When Pinche worked as a sandwich-man for the Sherlock Holmes Museum, we sent Polka a photo so he could see a detective’s style. He looked wonderful in his deerstalker and matching cloak. With a magnifying glass in one hand and calabash pipe in the other. We also sent him a photo of Pinche as a Beefeater, the summer he worked as a Yeoman Warder in the Tower of London. Very smart in his Tudor outfit. He had a go at everything, including executing tourists, but I didn’t want to send Polka a photo of his son with an enormous two-edged axe, pretending to cut off heads.
‘Don’t be stupid,’ said Pinche. ‘Dad likes Carnival more than anything.’
‘In this photo, you’re an executioner.’
‘Yes, but an English executioner. What an axe! What civilisation!’
What Pinche said was true. I remember, at carnival time, Francisco would completely disappear, change skin, leaving only Polka. It was forbidden back then to wear disguises in the street. Thing is they’d have had to post a policeman at every door. There came a time they did post one at the end of each street especially to stop men dressed as monuments, femmes fatales, reaching the city centre.
I can see them now. The monuments. It’s very early. I’m with Amalia in Torre Street. Suddenly men dressed up as women start to turn the corners. Some of them are impressive. Sailors from San Amaro and Lapas looking like queens of the night. Hairy chests sprouting between pinnacled breasts. They have a taste for rouge, fishnet stockings and stiletto heels. ‘Oh my, don’t look, Amalia, don’t look.’
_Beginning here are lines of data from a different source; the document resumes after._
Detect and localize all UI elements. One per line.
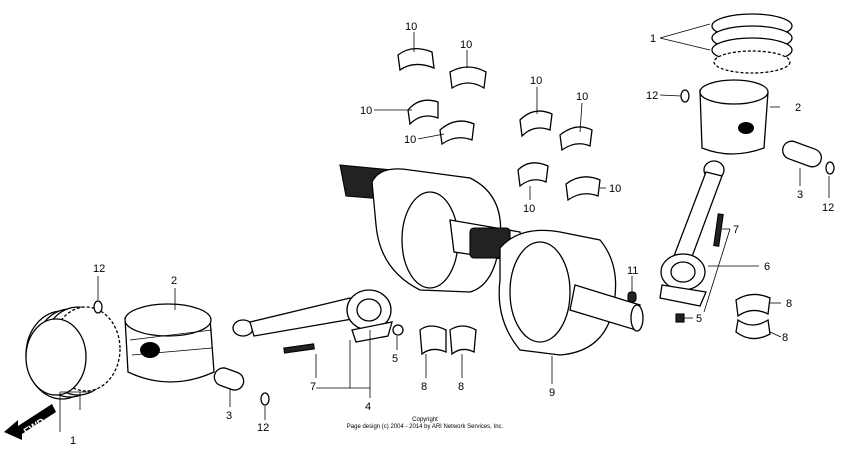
callout-3: 3 xyxy=(226,410,232,422)
callout-5: 5 xyxy=(696,313,702,325)
leader-lines xyxy=(59,23,830,432)
callout-10: 10 xyxy=(530,75,542,87)
copyright-heading: Copyright xyxy=(412,417,438,423)
callout-1: 1 xyxy=(70,435,76,447)
piston-left xyxy=(124,303,215,383)
callout-8: 8 xyxy=(458,381,464,393)
callout-8: 8 xyxy=(782,332,788,344)
callout-12: 12 xyxy=(822,202,834,214)
callout-5: 5 xyxy=(392,353,398,365)
callout-10: 10 xyxy=(609,183,621,195)
crankshaft xyxy=(339,164,644,356)
callout-12: 12 xyxy=(257,422,269,434)
callout-10: 10 xyxy=(523,203,535,215)
callout-2: 2 xyxy=(795,102,801,114)
bearing-shells-upper-left xyxy=(397,48,487,146)
connecting-rod-right xyxy=(659,160,725,323)
callout-10: 10 xyxy=(405,21,417,33)
piston-right xyxy=(699,79,769,155)
callout-6: 6 xyxy=(764,261,770,273)
callout-11: 11 xyxy=(627,265,638,277)
callout-10: 10 xyxy=(576,91,588,103)
callout-1: 1 xyxy=(650,33,656,45)
connecting-rod-left xyxy=(232,289,404,354)
callout-7: 7 xyxy=(310,381,316,393)
bearing-shells-middle xyxy=(517,110,601,202)
callout-numbers: 10 10 10 10 10 10 10 10 1 12 2 3 12 7 6 … xyxy=(70,21,834,447)
callout-4: 4 xyxy=(365,401,371,413)
clip-left-lower xyxy=(260,392,270,406)
callout-2: 2 xyxy=(171,275,177,287)
callout-10: 10 xyxy=(404,134,416,146)
callout-10: 10 xyxy=(360,105,372,117)
callout-3: 3 xyxy=(797,189,803,201)
clip-right-left xyxy=(680,89,690,103)
callout-12: 12 xyxy=(93,263,105,275)
callout-12: 12 xyxy=(646,90,658,102)
callout-9: 9 xyxy=(549,387,555,399)
callout-10: 10 xyxy=(460,39,472,51)
callout-8: 8 xyxy=(421,381,427,393)
rod-bearings-right xyxy=(735,293,771,340)
piston-rings-left xyxy=(25,306,121,400)
piston-rings-right xyxy=(711,13,793,74)
callout-8: 8 xyxy=(786,298,792,310)
clip-left-upper xyxy=(93,300,103,314)
piston-pin-left xyxy=(213,367,245,391)
callout-7: 7 xyxy=(733,224,739,236)
copyright-notice: Page design (c) 2004 - 2014 by ARI Netwo… xyxy=(346,424,504,430)
clip-right xyxy=(825,161,835,175)
piston-pin-right xyxy=(782,140,822,168)
rod-bearings-left xyxy=(419,325,477,356)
‘Hey O! Look, look, look, look. The one with a flower in her hair, isn’t that your father?’
She would have to spot him of all people. There are dozens of monumental women, but she goes straight like an arrow to Polka in his print dress, short like a miniskirt, you can see his bulge, lace knickers containing that packet, how horrible, even a tutu would have been better.
‘There, there! The one acting all innocent. He looks great!’
There’s no shutting her up. She turns to me and points out a defect, ‘His legs are like matchsticks.’
Lame, with legs like matchsticks. Sh
e’s even impressed she noticed.
‘Come on, let’s go,’ I say.
‘What’s wrong, O? You’re all red. Hey, you’re blushing! We have to greet him. We can’t leave here without saying hello to your father. Polka, Mr France, Francisco!’
‘Why don’t you shut up?’ I mutter, getting more and more annoyed.
And then he readjusts the padding in his bra and walks towards us. Completely ignores me. Says to Amalia, ‘Miss, what’s all this fuss about? I may not be La Belle Otero, but it’s the first time someone calls me “Mr”. Your desire for a man is making you see things.’
He’d disappear for three days and nights. First on his own, dressed as a monumental woman on Mount Alto, then he’d join the procession that left Castro on Ash Wednesday to bury the Carnival. By then, he was a bishop or cardinal. One year, they threw the dummy into the River Monelos. I didn’t quite understand what was going on, but I know several men were beaten up by the civil guards. Fled cross-country. The guards then came to arrest them. To take their statements in the barracks. And they started with him, with Polka. Because they hadn’t forgotten. Because he was important enough to have a record. As a child, I didn’t know what this meant. I heard at home he couldn’t get a job because he had ‘antecedents’. And I confused ‘antecedents’ with ‘ancestors’. Who were these ancestors that kept causing problems? Were they men dressed as monumental women? Were they carnival priests?
They were kept with the horses. They’d been taken to the stables underneath the barracks. And Polka used the term ‘commander’ to address a corporal, who didn’t object to the sudden promotion, and explain, ‘My commander, there’s no need for us all to be conveniently interrogated.’